I’d gone to the precipice of losing him and it was a terrifying place to be.
Chapter Thirty-Eight
Aisha
Tara had proven to be a hero friend. Adept at multitasking, she had opened the front door to me with one hand and put a glass of red wine into mine with the other. Then she had taken the pram and picked Joni up, planting kisses on her cheeks. She’d literally scooped us both up that day.
‘You and Joni will stay here until you’re ready to leave,’ she’d commanded. ‘I’ve sent Hugo away for the night to give you some space, but he agrees with me that you should stay as long as you need. We’ve got every type of baby paraphernalia you could possibly need – that’s if you don’t mind Joni dressed in boys’ clothes. This is the twenty-first century. And you can borrow anything of mine.’

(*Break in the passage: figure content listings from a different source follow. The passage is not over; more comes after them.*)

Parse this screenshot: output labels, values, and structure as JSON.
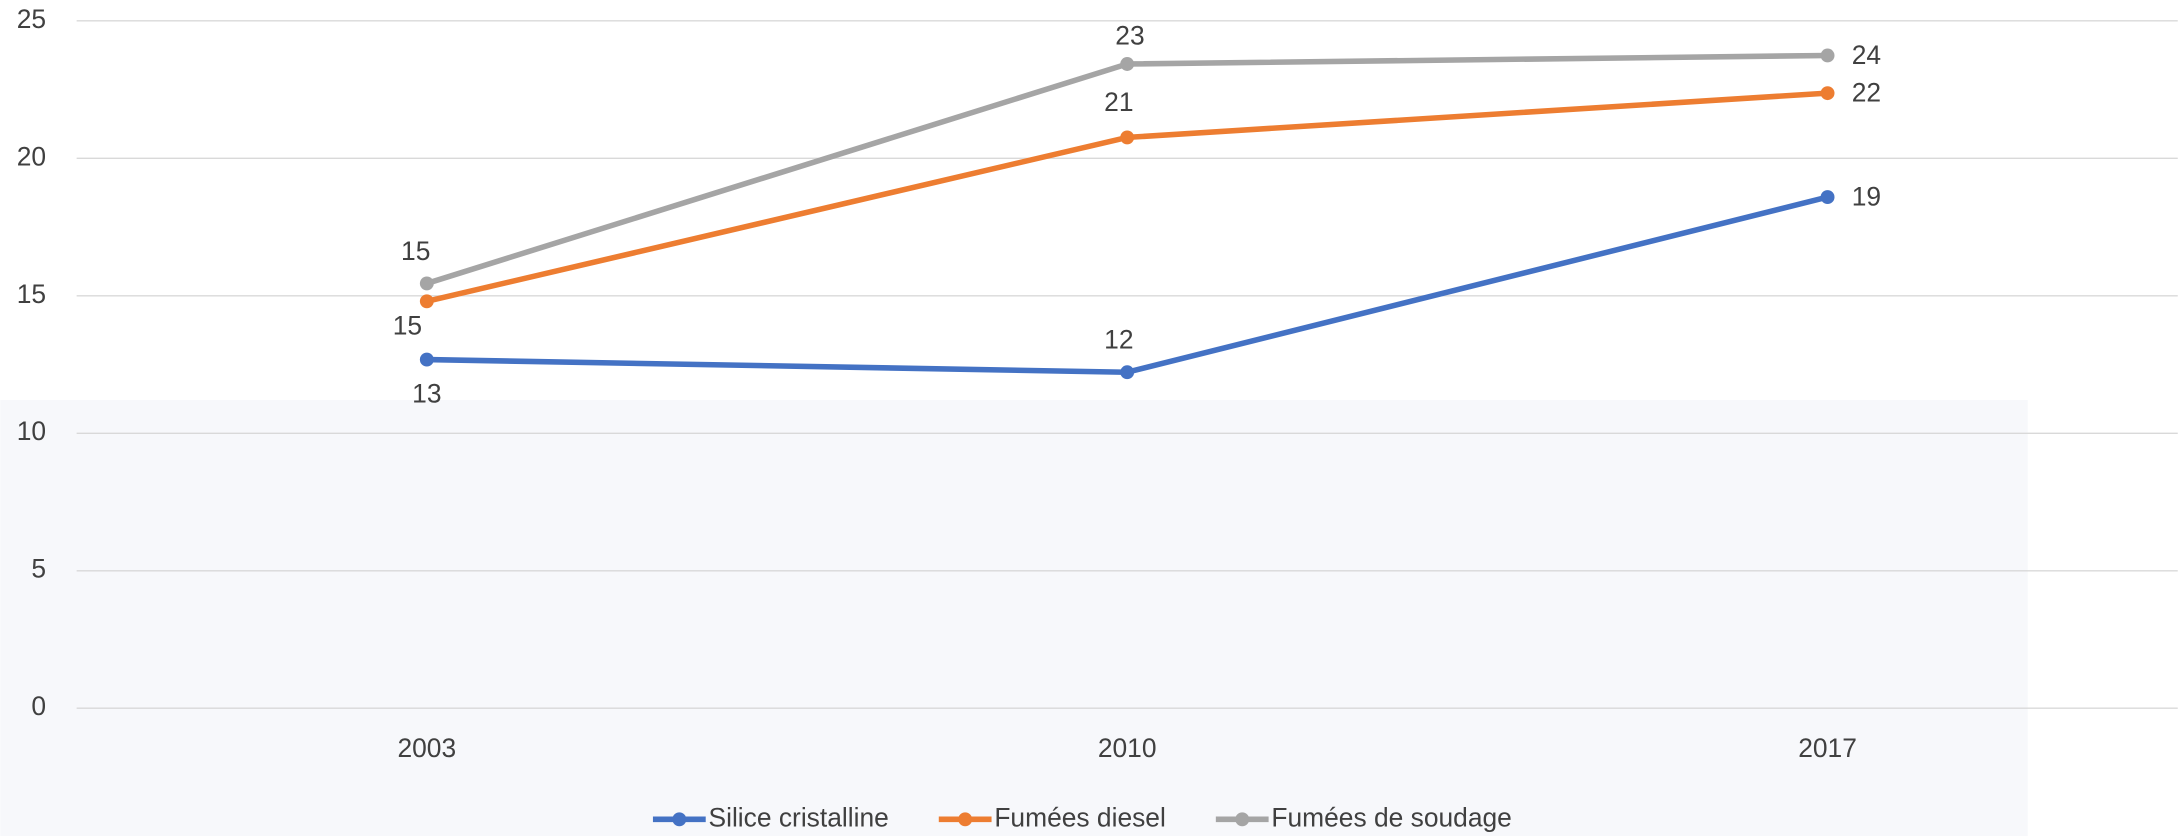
{
  "chart_data": {
    "type": "line",
    "categories": [
      "2003",
      "2010",
      "2017"
    ],
    "series": [
      {
        "name": "Silice cristalline",
        "color": "#4472c4",
        "values": [
          12.68,
          12.22,
          18.59
        ],
        "value_labels": [
          "13",
          "12",
          "19"
        ]
      },
      {
        "name": "Fumées diesel",
        "color": "#ed7d31",
        "values": [
          14.8,
          20.76,
          22.37
        ],
        "value_labels": [
          "15",
          "21",
          "22"
        ]
      },
      {
        "name": "Fumées de soudage",
        "color": "#a5a5a5",
        "values": [
          15.45,
          23.43,
          23.74
        ],
        "value_labels": [
          "15",
          "23",
          "24"
        ]
      }
    ],
    "ylim": [
      0,
      25
    ],
    "yticks": [
      0,
      5,
      10,
      15,
      20,
      25
    ],
    "grid": true,
    "legend": "bottom"
  }
}
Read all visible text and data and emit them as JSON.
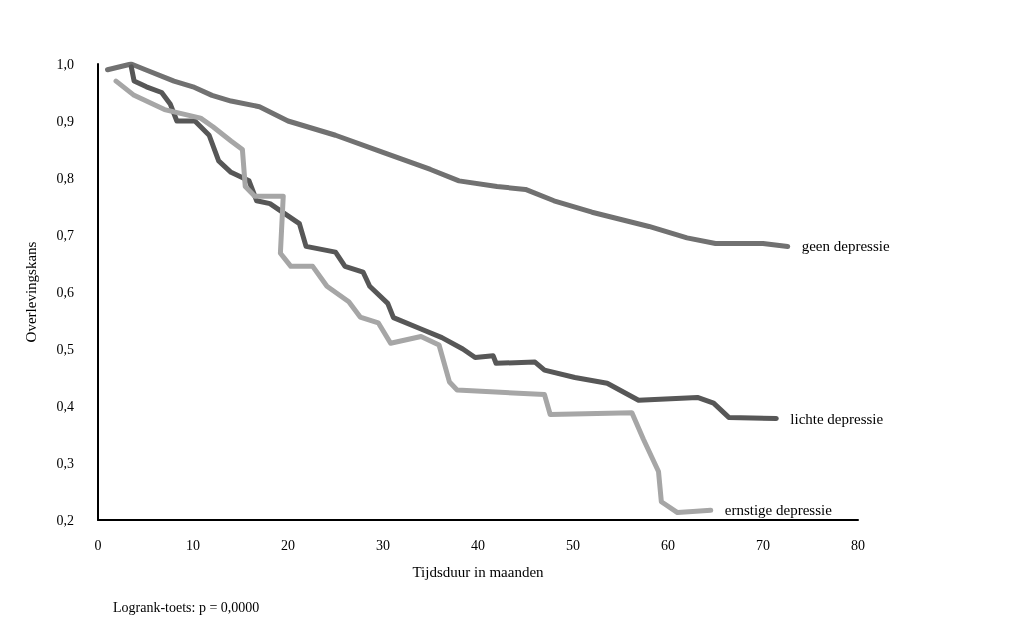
{
  "chart_data": {
    "type": "line",
    "xlabel": "Tijdsduur in maanden",
    "ylabel": "Overlevingskans",
    "xlim": [
      0,
      80
    ],
    "xticks": [
      0,
      10,
      20,
      30,
      40,
      50,
      60,
      70,
      80
    ],
    "ylim": [
      0.2,
      1.0
    ],
    "yticks": [
      {
        "value": 0.2,
        "label": "0,2"
      },
      {
        "value": 0.3,
        "label": "0,3"
      },
      {
        "value": 0.4,
        "label": "0,4"
      },
      {
        "value": 0.5,
        "label": "0,5"
      },
      {
        "value": 0.6,
        "label": "0,6"
      },
      {
        "value": 0.7,
        "label": "0,7"
      },
      {
        "value": 0.8,
        "label": "0,8"
      },
      {
        "value": 0.9,
        "label": "0,9"
      },
      {
        "value": 1.0,
        "label": "1,0"
      }
    ],
    "grid": false,
    "legend": false,
    "marker": "none",
    "line_style": "solid",
    "annotations": [
      "Logrank-toets: p = 0,0000"
    ],
    "series": [
      {
        "name": "geen depressie",
        "color": "#717171",
        "x": [
          1,
          3.5,
          5,
          8,
          10,
          12,
          14,
          17,
          20,
          25,
          30,
          35,
          38,
          42,
          45,
          48,
          52,
          58,
          62,
          65,
          70,
          72.6
        ],
        "values": [
          0.99,
          1.0,
          0.99,
          0.97,
          0.96,
          0.945,
          0.935,
          0.925,
          0.9,
          0.875,
          0.845,
          0.815,
          0.795,
          0.785,
          0.78,
          0.76,
          0.74,
          0.715,
          0.695,
          0.685,
          0.685,
          0.68
        ]
      },
      {
        "name": "lichte depressie",
        "color": "#575757",
        "x": [
          3.5,
          3.8,
          5.1,
          6.7,
          7.6,
          8.3,
          10.2,
          11.7,
          12.7,
          14,
          15.9,
          16.7,
          18.1,
          21.2,
          21.9,
          25,
          26,
          27.9,
          28.6,
          30.5,
          31.1,
          34,
          36.2,
          38.4,
          39.7,
          41.6,
          41.9,
          46,
          47,
          50.2,
          53.6,
          56.9,
          63.1,
          64.8,
          66.4,
          71.4
        ],
        "values": [
          0.995,
          0.97,
          0.96,
          0.95,
          0.93,
          0.9,
          0.9,
          0.875,
          0.83,
          0.81,
          0.795,
          0.76,
          0.755,
          0.72,
          0.68,
          0.67,
          0.645,
          0.635,
          0.61,
          0.58,
          0.555,
          0.535,
          0.52,
          0.5,
          0.485,
          0.488,
          0.475,
          0.477,
          0.463,
          0.45,
          0.44,
          0.41,
          0.415,
          0.405,
          0.38,
          0.378
        ]
      },
      {
        "name": "ernstige depressie",
        "color": "#a6a6a6",
        "x": [
          1.9,
          3.8,
          7,
          10.8,
          12.1,
          14,
          15.2,
          15.5,
          16.5,
          19.5,
          19.2,
          20.3,
          22.6,
          24.1,
          26.4,
          27.6,
          29.5,
          30.8,
          34,
          35.9,
          37,
          37.8,
          47,
          47.6,
          56.2,
          57.4,
          59,
          59.3,
          61,
          64.5
        ],
        "values": [
          0.97,
          0.945,
          0.92,
          0.905,
          0.89,
          0.865,
          0.85,
          0.785,
          0.768,
          0.768,
          0.668,
          0.645,
          0.645,
          0.61,
          0.583,
          0.556,
          0.546,
          0.51,
          0.522,
          0.507,
          0.442,
          0.428,
          0.42,
          0.385,
          0.388,
          0.342,
          0.285,
          0.232,
          0.213,
          0.217
        ]
      }
    ]
  }
}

I had cast an embarrassed look down at myself, taking i
n my denim jeggings, black espadrilles and gingham smock top, barely able to remember getting dressed that morning, it already felt like a lifetime ago. The scarf I had wrapped around myself in case I got covered in paint at the pottery class, or needed to breastfeed, was clashing badly. Things had really slipped in the fashion department.
‘How do you do it?’ Tara had commented, seemingly oblivious to the hot mess before her. ‘No matter what happens, you always look bloody beautiful.’
I’d been relieved when her youngest, three-year-old Dexter, appeared between her legs, causing a distraction just as my eyes were prickling with tears.
‘We’ll get the kids down ASAP and then talk. We’re going to take good care of my friend Aisha and baby Joni, aren’t we Dexter?’ she’d said to the little boy who was blowing raspberries at us both. ‘Our friend needs lots of cuddles.’
When she’d looked up again, tears were streaming down my cheeks. Like flowing rivers, they would not be stemmed.
‘Oh my darling Aish.’ She had lain Joni back into the pram for a moment and wrapped her arms around me in a big bear hug. ‘It’s fine, let it out. You and Joni are safe here.’
We had stood like that for at least a minute, both afraid to draw away from the warmth of each other, because then one person might be expected to say something. It wasn’t easy to find the words, for either of us. But that was the beauty of being with Tara, we didn’t need words. Another few seconds had passed until Dexter had given Joni a prod in her pram and she had made her presence known.
‘Thank you,’ I had mustered, as my breathing steadied. ‘Oh Tara, it’s so bad – I don’t know what the hell I’m going to do.’
The last two days at Tara’s had been exhausting physically as well as emotionally. I’d been through the whole spectrum, from crying uncontrollably for hours in the middle of the night, often with Joni on the boob, to feeling quite numb when thinking through the logistics and resolving there was no option but to make Jason move out. The fear that a call could come at any time to reveal the outcome of the paternity test also left me in a permanent, sick-to-the-stomach state of nervousness.